When you have it set at the lowest setting, the blade is almost tucked into the bottom section of the razor head (relativly 'safe'). When you have it set on the highest, the blade almost sticks strait out perpendicular to the handle (shave with care).

The last factor for choosing the Parker Variant was the price. Brace yourself. The Parker Variant will set you back about $60 but that's only a mid range price for most safty razors, which usually go for somewhere between $10 (stay far away) up to a few hundred (too rich for me, but supposedly worth it). Before you cut and run though, the trade-off is that you'll only spend about ten cents on each blade, where cartridges for regular razors cost MUCH more. Lets do some quick math. A 4 pack of Gillette Mach 3 Cartridges will cost you about $12. That 4 pack would last me about a month (one cartridge a week, give or take). Swapping blades daily, and assuming I shave every day, lets say I use 30 safty razor blades a month. At ten cents a blade, thats only $3 a month in blades!

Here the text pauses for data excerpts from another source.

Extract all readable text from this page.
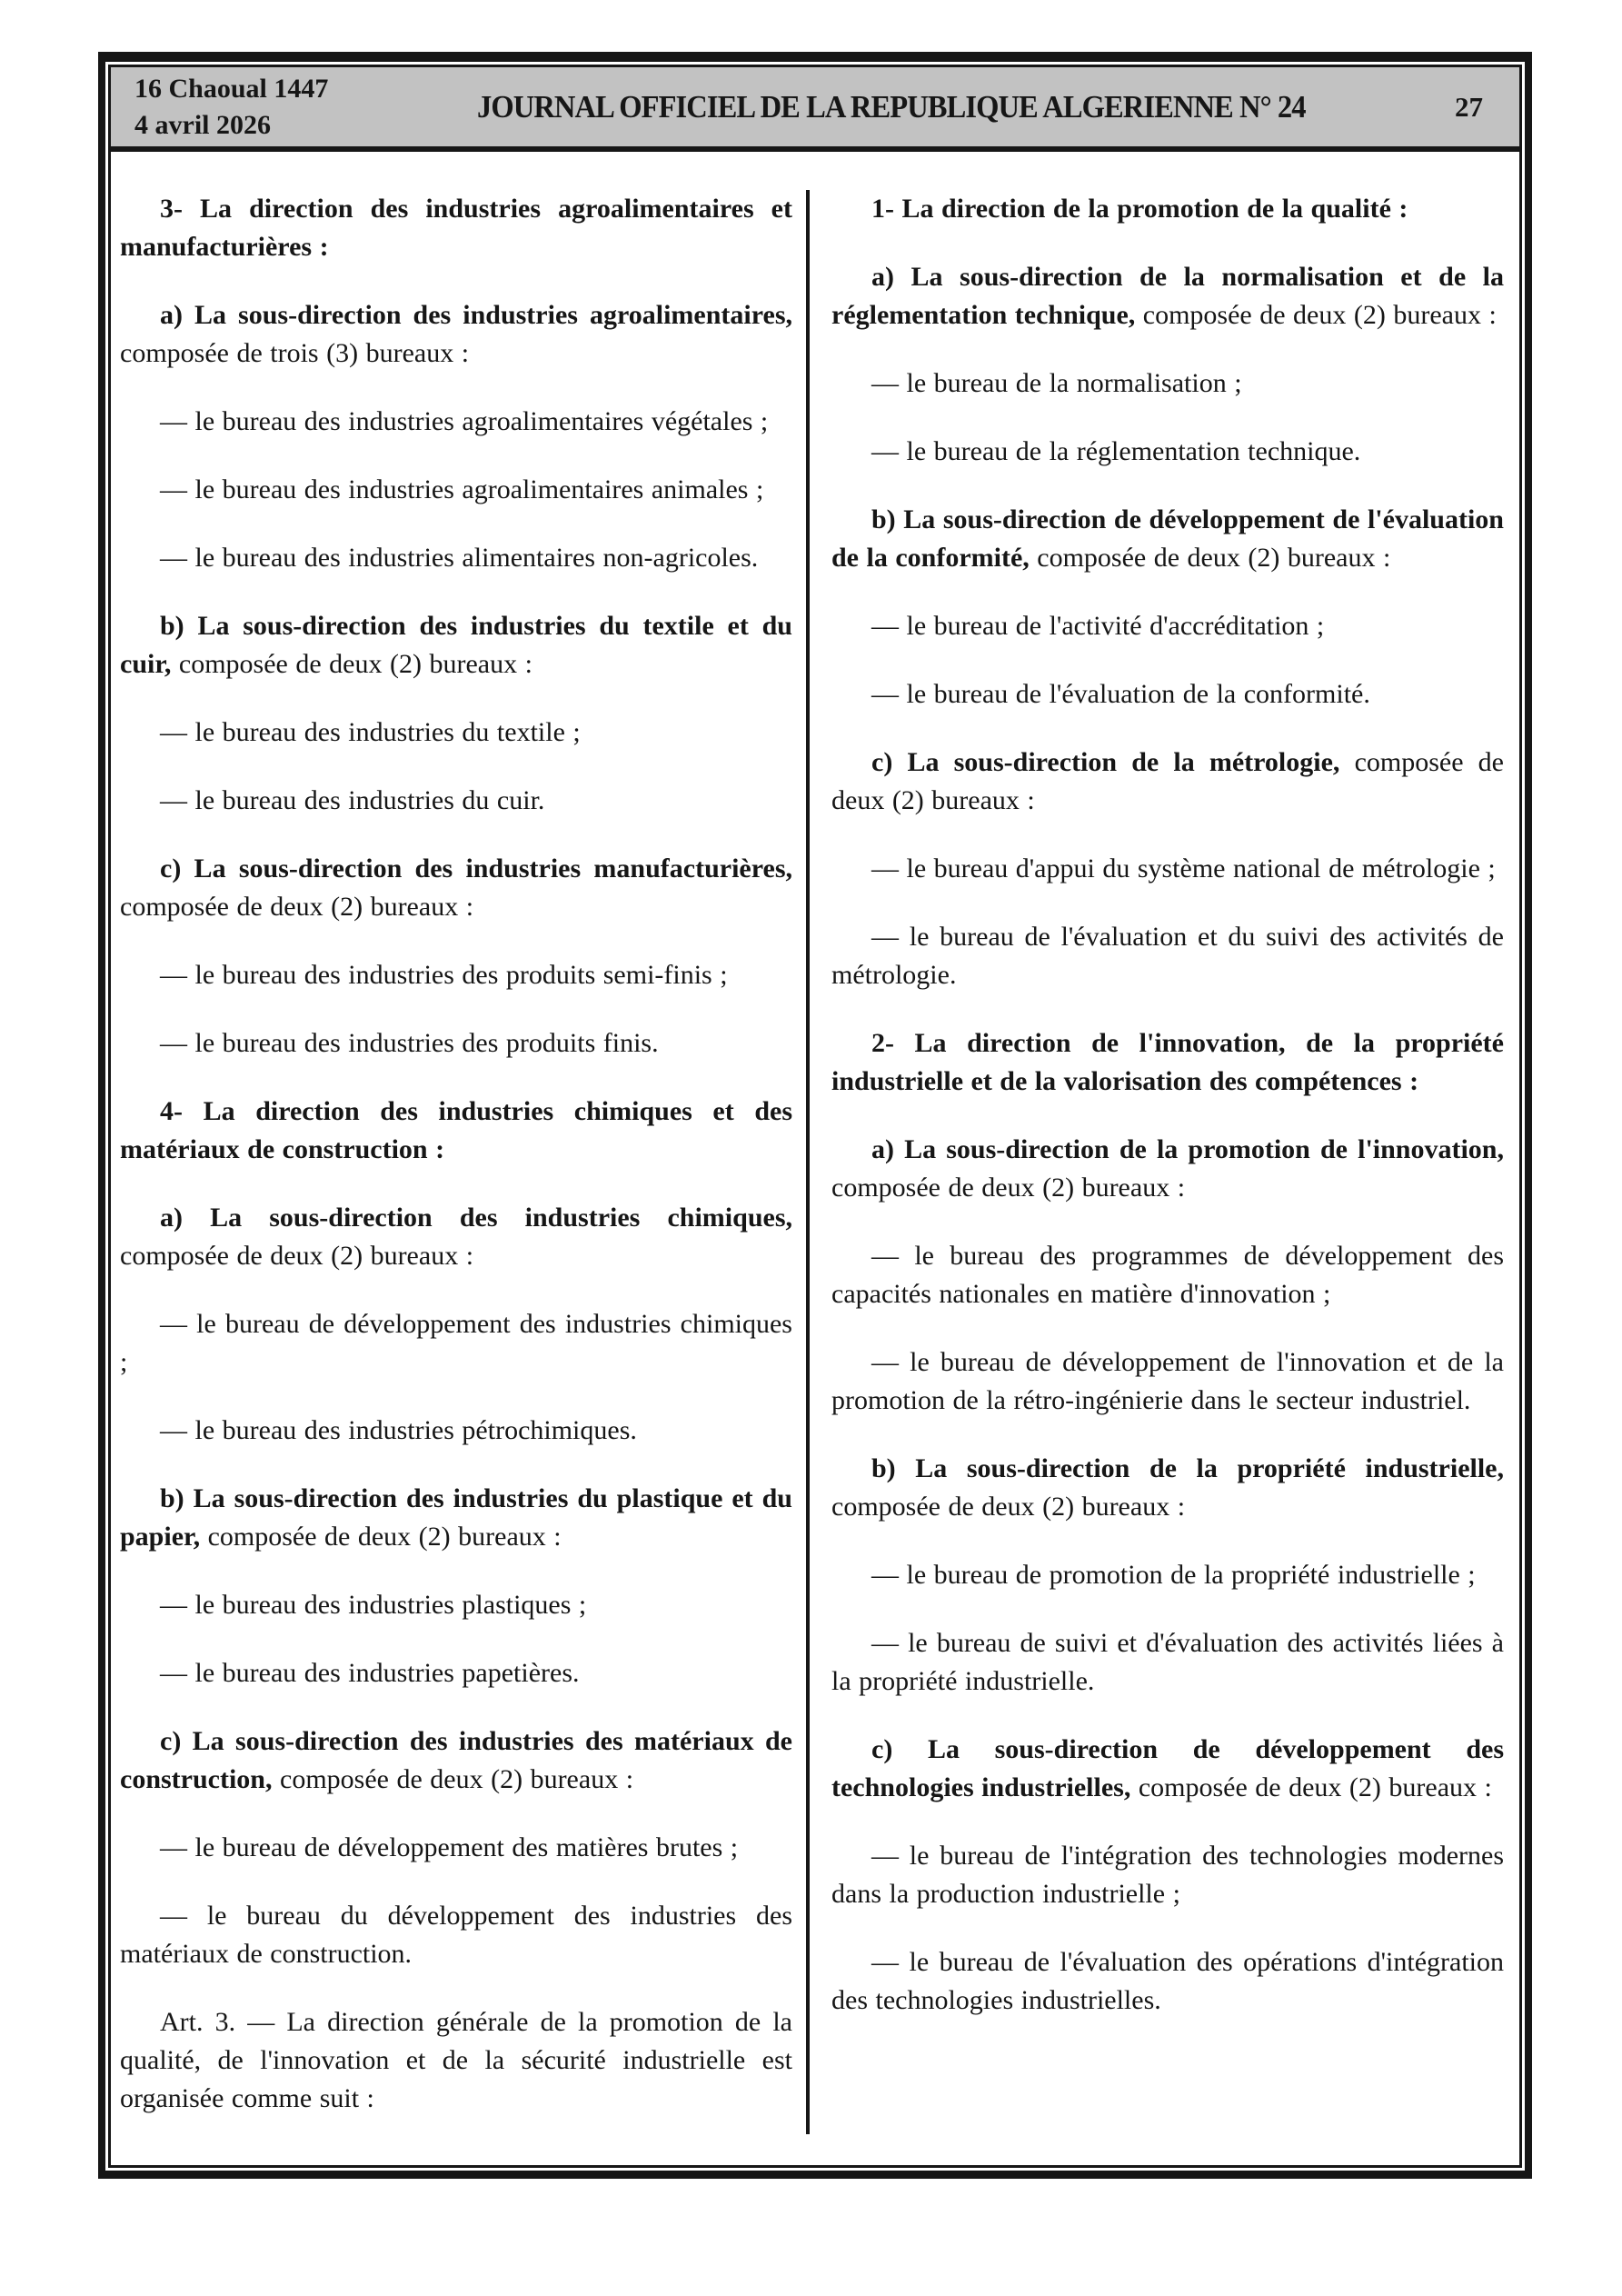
16 Chaoual 1447
4 avril 2026
JOURNAL OFFICIEL DE LA REPUBLIQUE ALGERIENNE N° 24	27

3- La direction des industries agroalimentaires et manufacturières :

a) La sous-direction des industries agroalimentaires, composée de trois (3) bureaux :

— le bureau des industries agroalimentaires végétales ;

— le bureau des industries agroalimentaires animales ;

— le bureau des industries alimentaires non-agricoles.

b) La sous-direction des industries du textile et du cuir, composée de deux (2) bureaux :

— le bureau des industries du textile ;

— le bureau des industries du cuir.

c) La sous-direction des industries manufacturières, composée de deux (2) bureaux :

— le bureau des industries des produits semi-finis ;

— le bureau des industries des produits finis.

4- La direction des industries chimiques et des matériaux de construction :

a) La sous-direction des industries chimiques, composée de deux (2) bureaux :

— le bureau de développement des industries chimiques ;

— le bureau des industries pétrochimiques.

b) La sous-direction des industries du plastique et du papier, composée de deux (2) bureaux :

— le bureau des industries plastiques ;

— le bureau des industries papetières.

c) La sous-direction des industries des matériaux de construction, composée de deux (2) bureaux :

— le bureau de développement des matières brutes ;

— le bureau du développement des industries des matériaux de construction.

Art. 3. — La direction générale de la promotion de la qualité, de l'innovation et de la sécurité industrielle est organisée comme suit :

1- La direction de la promotion de la qualité :

a) La sous-direction de la normalisation et de la réglementation technique, composée de deux (2) bureaux :

— le bureau de la normalisation ;

— le bureau de la réglementation technique.

b) La sous-direction de développement de l'évaluation de la conformité, composée de deux (2) bureaux :

— le bureau de l'activité d'accréditation ;

— le bureau de l'évaluation de la conformité.

c) La sous-direction de la métrologie, composée de deux (2) bureaux :

— le bureau d'appui du système national de métrologie ;

— le bureau de l'évaluation et du suivi des activités de métrologie.

2- La direction de l'innovation, de la propriété industrielle et de la valorisation des compétences :

a) La sous-direction de la promotion de l'innovation, composée de deux (2) bureaux :

— le bureau des programmes de développement des capacités nationales en matière d'innovation ;

— le bureau de développement de l'innovation et de la promotion de la rétro-ingénierie dans le secteur industriel.

b) La sous-direction de la propriété industrielle, composée de deux (2) bureaux :

— le bureau de promotion de la propriété industrielle ;

— le bureau de suivi et d'évaluation des activités liées à la propriété industrielle.

c) La sous-direction de développement des technologies industrielles, composée de deux (2) bureaux :

— le bureau de l'intégration des technologies modernes dans la production industrielle ;

— le bureau de l'évaluation des opérations d'intégration des technologies industrielles.
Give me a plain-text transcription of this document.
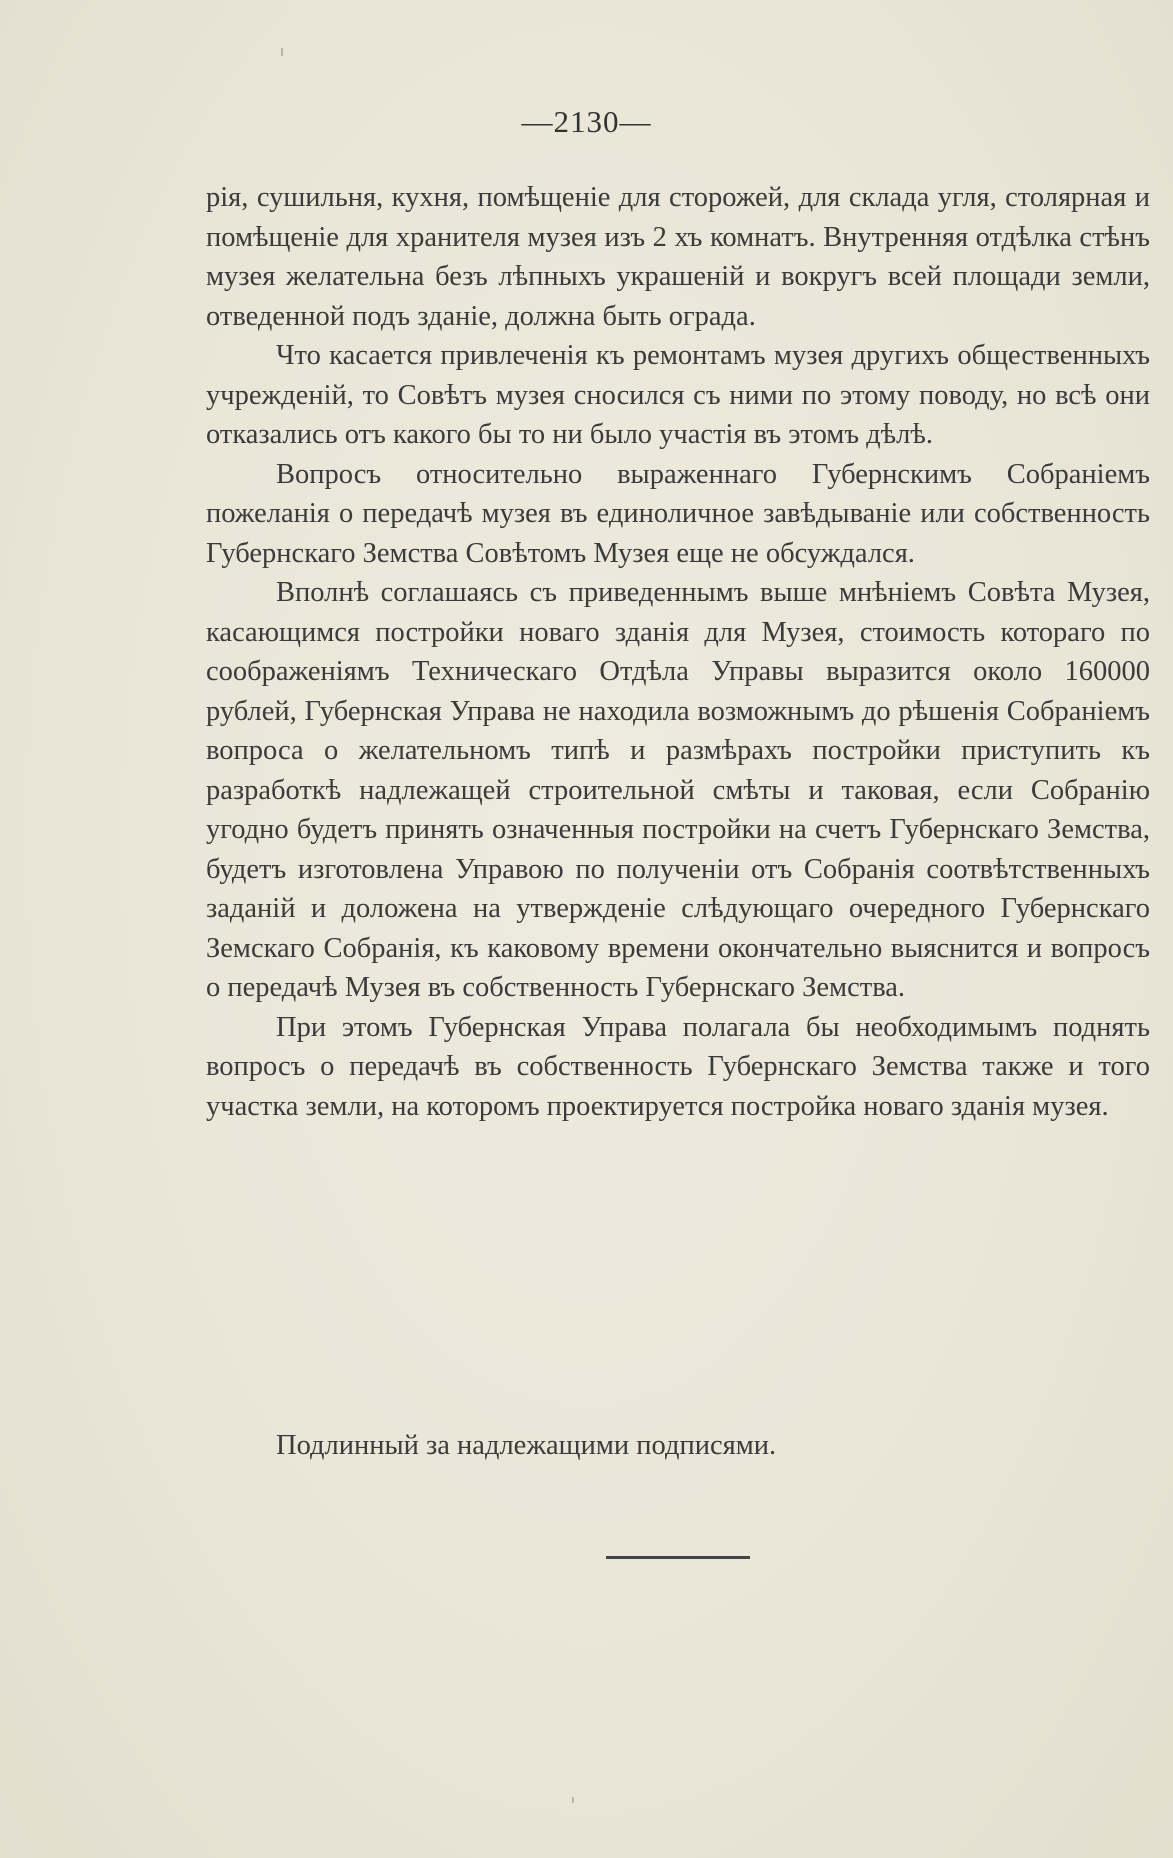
—2130—

рія, сушильня, кухня, помѣщеніе для сторожей, для склада угля, столярная и помѣщеніе для хранителя музея изъ 2 хъ комнатъ. Внутренняя отдѣлка стѣнъ музея желательна безъ лѣпныхъ украшеній и вокругъ всей площади земли, отведенной подъ зданіе, должна быть ограда.

Что касается привлеченія къ ремонтамъ музея другихъ общественныхъ учрежденій, то Совѣтъ музея сносился съ ними по этому поводу, но всѣ они отказались отъ какого бы то ни было участія въ этомъ дѣлѣ.

Вопросъ относительно выраженнаго Губернскимъ Собраніемъ пожеланія о передачѣ музея въ единоличное завѣдываніе или собственность Губернскаго Земства Совѣтомъ Музея еще не обсуждался.

Вполнѣ соглашаясь съ приведеннымъ выше мнѣніемъ Совѣта Музея, касающимся постройки новаго зданія для Музея, стоимость котораго по соображеніямъ Техническаго Отдѣла Управы выразится около 160000 рублей, Губернская Управа не находила возможнымъ до рѣшенія Собраніемъ вопроса о желательномъ типѣ и размѣрахъ постройки приступить къ разработкѣ надлежащей строительной смѣты и таковая, если Собранію угодно будетъ принять означенныя постройки на счетъ Губернскаго Земства, будетъ изготовлена Управою по полученіи отъ Собранія соотвѣтственныхъ заданій и доложена на утвержденіе слѣдующаго очередного Губернскаго Земскаго Собранія, къ каковому времени окончательно выяснится и вопросъ о передачѣ Музея въ собственность Губернскаго Земства.

При этомъ Губернская Управа полагала бы необходимымъ поднять вопросъ о передачѣ въ собственность Губернскаго Земства также и того участка земли, на которомъ проектируется постройка новаго зданія музея.

Подлинный за надлежащими подписями.
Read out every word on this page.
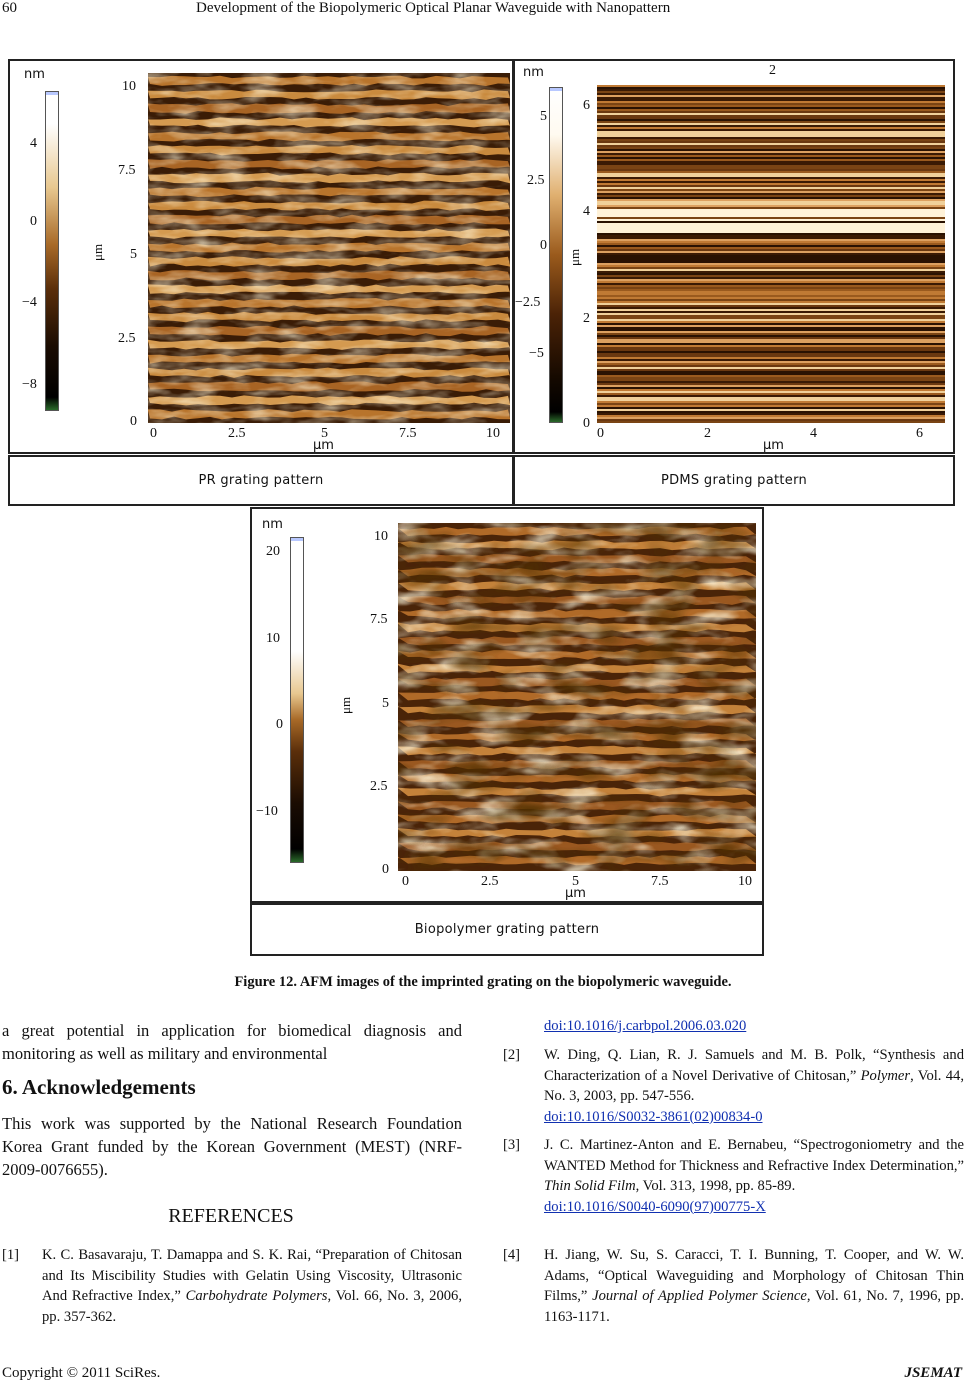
60	Development of the Biopolymeric Optical Planar Waveguide with Nanopattern
nm
4
0
−4
−8
μm
10
7.5
5
2.5
0
0	2.5	5	7.5	10
μm
PR grating pattern
nm	2
5
2.5
0
−2.5
−5
μm
6
4
2
0
0	2	4	6
μm
PDMS grating pattern
nm
20
10
0
−10
μm
10
7.5
5
2.5
0
0	2.5	5	7.5	10
μm
Biopolymer grating pattern
Figure 12. AFM images of the imprinted grating on the biopolymeric waveguide.
a great potential in application for biomedical diagnosis and monitoring as well as military and environmental
6. Acknowledgements
This work was supported by the National Research Foundation Korea Grant funded by the Korean Government (MEST) (NRF-2009-0076655).
REFERENCES
[1] K. C. Basavaraju, T. Damappa and S. K. Rai, “Preparation of Chitosan and Its Miscibility Studies with Gelatin Using Viscosity, Ultrasonic And Refractive Index,” Carbohydrate Polymers, Vol. 66, No. 3, 2006, pp. 357-362.
doi:10.1016/j.carbpol.2006.03.020
[2] W. Ding, Q. Lian, R. J. Samuels and M. B. Polk, “Synthesis and Characterization of a Novel Derivative of Chitosan,” Polymer, Vol. 44, No. 3, 2003, pp. 547-556.
doi:10.1016/S0032-3861(02)00834-0
[3] J. C. Martinez-Anton and E. Bernabeu, “Spectrogoniometry and the WANTED Method for Thickness and Refractive Index Determination,” Thin Solid Film, Vol. 313, 1998, pp. 85-89.
doi:10.1016/S0040-6090(97)00775-X
[4] H. Jiang, W. Su, S. Caracci, T. I. Bunning, T. Cooper, and W. W. Adams, “Optical Waveguiding and Morphology of Chitosan Thin Films,” Journal of Applied Polymer Science, Vol. 61, No. 7, 1996, pp. 1163-1171.
Copyright © 2011 SciRes.	JSEMAT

Lets take that math a bit further. Every month, I'll save $9 on blades alone. Assuming the Mach 3 handle is free (its not, but lets go with it), in 6-7 months the Parker Variant has paid for itself with the savings on blades. When you consider that a safty razor will last a lifetime or more (not so with a cartridge razor handle), that $60 initial investment starts to look very reasonable, maybe even good!

If it wasn't obvious already, the verdict is clear. The Parker Variant is a definite winner. If you are looking for a closer shave (than a cartridge/disposable razor) and have an extra $70 (the extra $10 is for 3+ months worth of extra blades), I highly recommend the Parker Variant. One minor caveat though, make sure you learn how to use a safty razor before you give it a try and give it a few tries to get some practice before you give up on it. If you don't and don't already know how to use a safty razor, it will likely be a painful and disapointing experience.